Au final, ce que je retiens de ce test pour moi et pour d’autres
Au final, j’ai trouvé que la semi-complète m’a donné le meilleur compromis. Elle a gardé une levée stable, avec un volume final de 1,7 fois le départ, sans s’étaler comme la T65 au moment où elle a trop poussé. La blanche a monté plus vite et plus haut, jusqu’à 1,9 fois son volume de départ avant la chute, mais elle a demandé une surveillance plus serrée. La complète est restée la moins souple, avec 1,5 fois le volume de départ et une tenue plus raide.
Mes limites sont claires, et je les garde en tête pour la suite. J’ai laissé la même hydratation au départ, et cette erreur a pesé sur la complète comme sur la lecture globale du test. J’ai aussi vu qu’une pâte laissée trop longtemps au chaud gonfle puis s’affaisse, avec une odeur plus acide, et je n’essaierais pas de la sauver à tout prix. Si je doute d’un aspect sanitaire ou si l’odeur tourne franchement, je m’arrête et je demande l’avis d’un boulanger, parce que je ne joue pas avec ce genre de signe.

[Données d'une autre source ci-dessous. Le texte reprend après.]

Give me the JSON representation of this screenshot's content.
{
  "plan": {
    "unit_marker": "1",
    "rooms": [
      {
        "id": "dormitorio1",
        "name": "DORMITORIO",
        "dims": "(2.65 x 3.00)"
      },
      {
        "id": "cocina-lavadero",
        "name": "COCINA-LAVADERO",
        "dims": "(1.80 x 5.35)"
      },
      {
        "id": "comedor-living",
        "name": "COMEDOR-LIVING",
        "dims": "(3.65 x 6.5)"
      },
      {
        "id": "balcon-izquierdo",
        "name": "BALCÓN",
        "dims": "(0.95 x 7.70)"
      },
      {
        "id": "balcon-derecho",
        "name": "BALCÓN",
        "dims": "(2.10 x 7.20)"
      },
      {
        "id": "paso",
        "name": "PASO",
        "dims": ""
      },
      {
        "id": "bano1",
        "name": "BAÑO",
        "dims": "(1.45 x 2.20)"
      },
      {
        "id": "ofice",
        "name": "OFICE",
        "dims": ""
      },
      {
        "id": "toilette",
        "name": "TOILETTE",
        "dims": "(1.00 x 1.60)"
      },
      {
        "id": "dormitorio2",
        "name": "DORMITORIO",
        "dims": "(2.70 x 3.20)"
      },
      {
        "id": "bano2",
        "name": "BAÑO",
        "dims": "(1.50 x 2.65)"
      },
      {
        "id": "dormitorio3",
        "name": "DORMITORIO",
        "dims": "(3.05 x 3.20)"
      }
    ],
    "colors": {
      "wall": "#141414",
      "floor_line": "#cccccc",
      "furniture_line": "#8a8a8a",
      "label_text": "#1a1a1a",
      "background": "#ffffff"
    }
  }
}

Si je dois classer mes trois farines pour une pâte du quotidien, je garde la T65 pour la prévisibilité, la semi-complète pour le meilleur équilibre, et la complète seulement quand j’accepte une mie plus serrée. Je resterai aussi fidèle aux bases que m’ont rappelées mes années de pratique : même protocole, même rigueur, puis un seul ajustement à la fois. Pour un pain simple, je pense déjà à une T80 ou à un levain, et je referais le test dans ce sens. Je suis rentrée de ces 14 jours avec une conclusion nette : la farine qui m’a le plus satisfaite reste la semi-complète, mais la T65 m’a montré la levée la plus spectaculaire avant de céder.